O plano para combinar os negócios do Groupe PSA e da FCA resulta de intensas discussões entre a alta gestão das duas companhias. Segundo o comunicado a combinação proposta criaria o quarto maior fabricante global de veículos em termos de unidades vendidas (8,7 milhões de veículos), com receitas combinadas de aproximadamente 170 bilhões de euros e lucro operacional recorrente acima de 11 bilhões de euros em uma base agregada simples dos resultados de 2018, excluindo Magneti Marelli e Faurecia.

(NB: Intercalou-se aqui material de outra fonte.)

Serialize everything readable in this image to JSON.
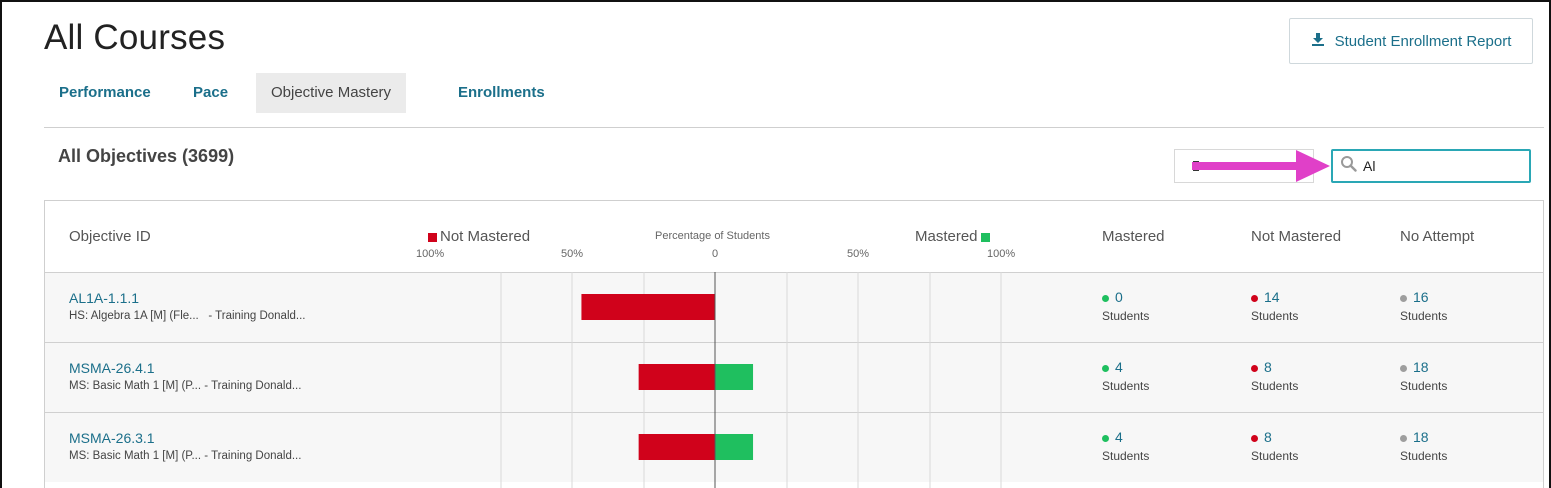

O significativo acréscimo de valor resultante da transação é estimado na ordem de 3,7 bilhões de euros em sinergias anuais, derivadas principalmente de maior eficiência na alocação de recursos para investimentos de larga escala em plataformas de veículos, motores e transmissões e novas tecnologias, além da melhoria da capacidade de compras resultante da nova escala combinada do grupo. Essas sinergias estimadas não são baseadas em qualquer fechamento de plantas.

Projeta-se que 80% das sinergias seriam alcançadas após quatro anos. O custo total único para que essa sinergia seja alcançada é estimado em 2,8 bilhões de euros.

O portfólio estendido cobriria todos os segmentos de mercado com marcas icônicas e produtos fortes, baseados em plataformas racionalizadas e na otimização de investimentos.